Ingrédients controversés : ce que ça veut dire en pratique pour vous
Nous observons quatre familles à surveiller. Les conservateurs synthétiques (phénoxyéthanol, méthylisothiazolinone) peuvent irriter les peaux sensibles, surtout au-delà de 1 % de concentration. Les parfums de synthèse et allergènes (limonène, linalol, géraniol) doivent être signalés dès 0,01 % dans les produits non rincés ; leur présence peut déclencher des réactions allergiques chez 2 à 3 % de la population. Les huiles essentielles (lavande, citron, bergamote) présentent des risques de photosensibilisation, de neurotoxicité (camphre, menthol) et sont déconseillées chez les moins de 6 ans et les femmes enceintes. Enfin, certains émulsifiants et tensioactifs (SLS, SLES) peuvent dessécher la peau en cas d’usage répété. Le danger dépend toujours de la dose, de la fréquence et du profil de l’utilisateur.
Sanctions, amendes et aspects juridiques : où en est-on réellement
À ce jour, Aroma-Zone n’a pas fait l’objet d’amendes publiques supérieures à 50 000 €. La DGCCRF a émis deux mises en demeure en septembre 2019 et mars 2021 pour non-conformité de l’étiquetage et allégations insuffisamment justifiées. La marque a dû retirer ou reformuler une quinzaine de références et renforcer ses mentions légales. Aucune sanction pénale ni interdiction de vente n’a été prononcée. Ces décisions administratives restent toutefois confidentielles ; seules les associations de consommateurs en ont fait état. Juridiquement, Aroma-Zone reste donc autorisée à commercialiser ses produits, sous réserve de respecter le règlement européen cosmétiques (CE) n° 1223/2009.
Risques et bonnes pratiques avec les produits DIY (pour éviter les erreurs)
Le DIY amplifie les risques si vous ne respectez pas les dosages. Une erreur fréquente : utiliser 5 % d’huile essentielle au lieu de 1 %, ce qui peut provoquer brûlures et allergies. Nous vous recommandons de toujours peser vos ingrédients (balance de précision 0,1 g), de faire un test cutané (pli du coude, 24 h), de respecter les contre-indications (grossesse, allaitement, enfants, épilepsie) et de conserver vos préparations au frais (≤ 3 mois pour les émulsions). Évitez d’ingérer les huiles essentielles sans avis médical et ne les appliquez jamais pures sur les muqueuses.

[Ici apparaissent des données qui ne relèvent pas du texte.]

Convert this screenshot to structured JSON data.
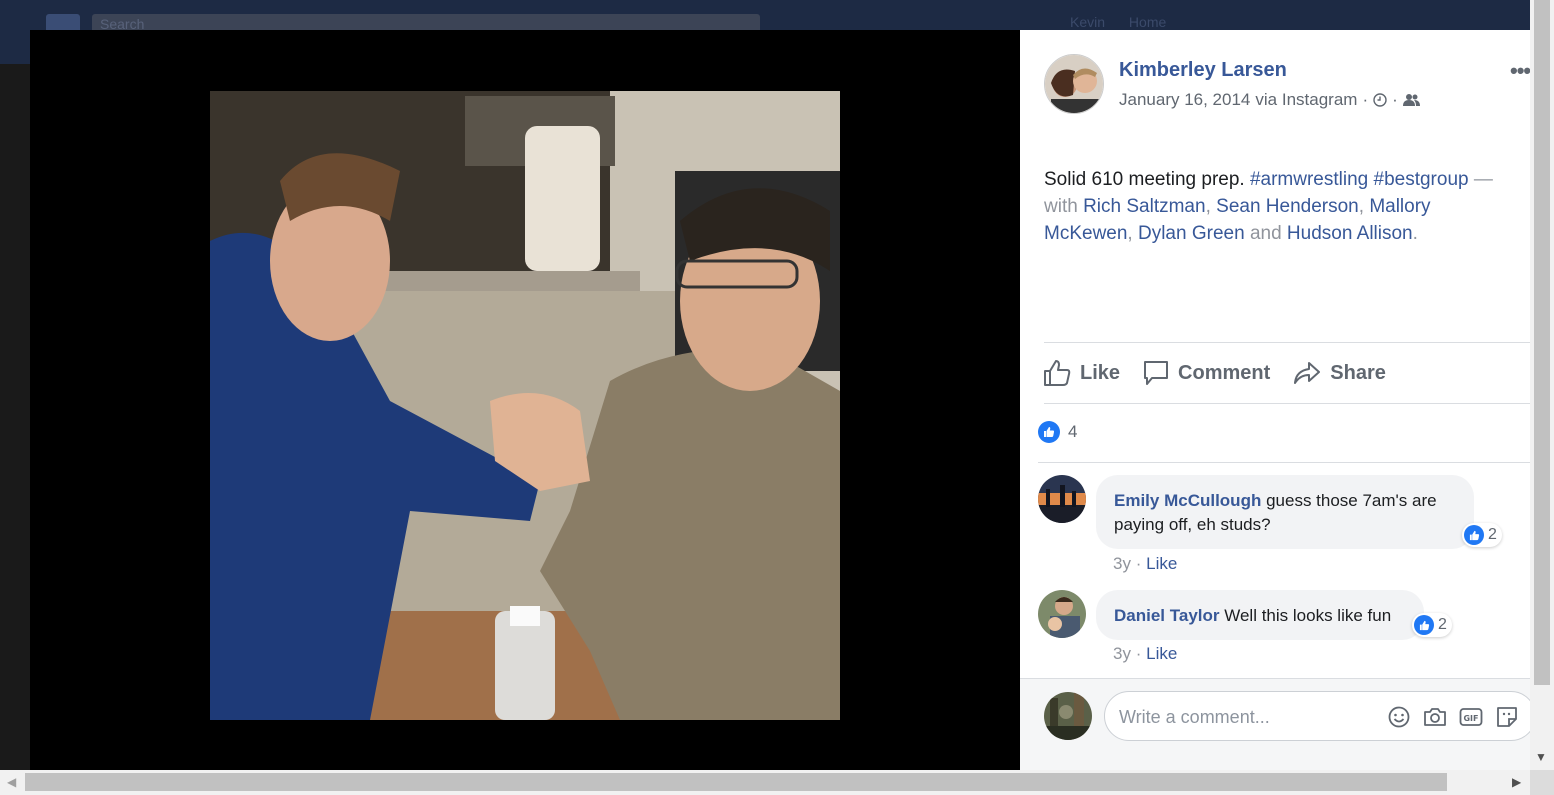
{
  "background": {
    "search_placeholder": "Search",
    "user_name": "Kevin",
    "home_label": "Home"
  },
  "post": {
    "author": "Kimberley Larsen",
    "date": "January 16, 2014",
    "via": "via Instagram",
    "caption": {
      "text": "Solid 610 meeting prep.",
      "hashtags": [
        "#armwrestling",
        "#bestgroup"
      ],
      "with_prefix": "— with",
      "tagged": [
        "Rich Saltzman",
        "Sean Henderson",
        "Mallory McKewen",
        "Dylan Green",
        "Hudson Allison"
      ],
      "and": "and",
      "period": "."
    },
    "actions": {
      "like": "Like",
      "comment": "Comment",
      "share": "Share"
    },
    "reaction_count": "4"
  },
  "comments": [
    {
      "author": "Emily McCullough",
      "text": "guess those 7am's are paying off, eh studs?",
      "reactions": "2",
      "age": "3y",
      "like_label": "Like"
    },
    {
      "author": "Daniel Taylor",
      "text": "Well this looks like fun",
      "reactions": "2",
      "age": "3y",
      "like_label": "Like"
    }
  ],
  "composer": {
    "placeholder": "Write a comment..."
  },
  "colors": {
    "link": "#385898",
    "like_blue": "#2078f4",
    "muted": "#606770"
  }
}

Comment vérifier l’info et acheter plus sereinement (check-list simple)
Avant d’acheter, consultez la liste INCI complète sur le site. Vérifiez la présence d’allergènes si vous êtes sensible. Lisez les avis clients récents (moins de 6 mois) pour repérer d’éventuelles réactions. Privilégiez les formules courtes (≤ 10 ingrédients) si vous débutez. Consultez les bases de données officielles (ANSM, UFC-Que Choisir, INCI Beauty) pour croiser les informations. Enfin, si vous avez un doute, demandez conseil à votre médecin ou pharmacien.
À retenir
- Aroma-Zone a été mise en demeure pour étiquetage et allégations, sans sanction pénale ni interdiction.
- Certains ingrédients (conservateurs, HE, parfums) peuvent irriter ou sensibiliser selon le dosage et le profil.
- Le DIY nécessite rigueur : pesée, test cutané, respect des contre-indications et conservation.
- Vérifiez toujours l’INCI, lisez les avis récents et croisez vos sources (ANSM, UFC, INCI Beauty).
- En cas de réaction, arrêtez l’usage et consultez un professionnel de santé.